Senin, 07 April 2008

Memahami Kehendak Gus Dur

Anwari WMK
anwari_wmk@plasa.com

Kemelut dalam tubuh Partai Kebangkitan Bangsa (PKB), akhirnya, berada dalam fase yang kian rumit setelah Muhaimin Iskandar mengumandangkan perlawanan terhadap Abdurrahman Wahid alias Gus Dur. Muhaimin Iskandar adalah Ketua Umum Dewan Pimpinan Pusat (DPP) PKB. Sedangkan Gus Dur, Ketua Dewan Syuro PKB. Gus Dur yang menghendaki Muhaimin mundur dari posisi Ketua Umum DPP PKB justru mendapatkan respons bernuansa konfliktual.
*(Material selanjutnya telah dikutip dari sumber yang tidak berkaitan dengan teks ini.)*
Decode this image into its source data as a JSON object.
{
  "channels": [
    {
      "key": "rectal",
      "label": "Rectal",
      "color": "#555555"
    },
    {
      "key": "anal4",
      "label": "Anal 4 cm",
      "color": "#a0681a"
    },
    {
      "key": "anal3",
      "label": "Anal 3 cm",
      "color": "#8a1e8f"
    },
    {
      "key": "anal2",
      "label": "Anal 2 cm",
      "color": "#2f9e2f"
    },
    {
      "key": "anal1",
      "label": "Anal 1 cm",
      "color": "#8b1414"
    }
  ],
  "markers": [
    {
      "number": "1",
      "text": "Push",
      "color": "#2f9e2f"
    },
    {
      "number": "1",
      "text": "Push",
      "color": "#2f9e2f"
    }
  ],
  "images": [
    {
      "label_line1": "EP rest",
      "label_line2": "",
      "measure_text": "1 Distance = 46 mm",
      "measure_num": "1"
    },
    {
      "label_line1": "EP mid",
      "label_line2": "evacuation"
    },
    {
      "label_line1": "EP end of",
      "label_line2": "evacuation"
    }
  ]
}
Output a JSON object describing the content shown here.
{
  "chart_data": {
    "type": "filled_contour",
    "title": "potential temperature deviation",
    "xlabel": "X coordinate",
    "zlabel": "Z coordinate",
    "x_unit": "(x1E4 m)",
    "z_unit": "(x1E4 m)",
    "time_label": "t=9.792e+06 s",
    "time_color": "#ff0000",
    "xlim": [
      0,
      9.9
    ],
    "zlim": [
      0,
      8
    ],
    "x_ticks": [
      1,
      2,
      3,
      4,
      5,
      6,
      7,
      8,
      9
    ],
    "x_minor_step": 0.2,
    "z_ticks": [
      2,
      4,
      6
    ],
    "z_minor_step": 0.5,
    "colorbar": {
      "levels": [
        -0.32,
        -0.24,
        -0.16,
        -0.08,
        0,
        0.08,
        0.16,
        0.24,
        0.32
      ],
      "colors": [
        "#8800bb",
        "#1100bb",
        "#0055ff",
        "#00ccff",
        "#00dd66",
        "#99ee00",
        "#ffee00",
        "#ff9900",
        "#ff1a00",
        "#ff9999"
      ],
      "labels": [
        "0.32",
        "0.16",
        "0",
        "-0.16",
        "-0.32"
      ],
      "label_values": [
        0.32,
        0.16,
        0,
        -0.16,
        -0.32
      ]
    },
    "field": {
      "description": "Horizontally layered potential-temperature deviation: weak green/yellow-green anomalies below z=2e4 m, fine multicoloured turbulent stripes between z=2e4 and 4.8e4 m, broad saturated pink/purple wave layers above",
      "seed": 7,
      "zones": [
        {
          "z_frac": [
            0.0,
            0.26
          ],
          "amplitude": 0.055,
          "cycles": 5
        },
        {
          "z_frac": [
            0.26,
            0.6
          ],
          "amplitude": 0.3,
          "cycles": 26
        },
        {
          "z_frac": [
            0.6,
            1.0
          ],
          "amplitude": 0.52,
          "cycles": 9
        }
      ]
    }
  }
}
Muhaimin menolak permintaan mundur itu. “Setelah melakukan perenungan yang mendalam”, begitu ucap Muhaimin, “saya temukan, permintaan pengunduran diri saya tidak tepat dan tak sesuai. Saya tidak akan mengundurkan diri. Saya tetap sebagai ketua umum hingga 2010” (Media Indonesia, 5 April 2008, hlm. 2). Maka, tak bisa tidak, genderang perang Gus Dur versus Muhaimin—atau paman melawan keponakan—benar-benar telah ditabuh. Di hadapan pendukungnya, dengan gegap gempita Muhaimin menyatakan penolakan permintaan agar dirinya mudur sebagai Ketua Umum DPP PKB.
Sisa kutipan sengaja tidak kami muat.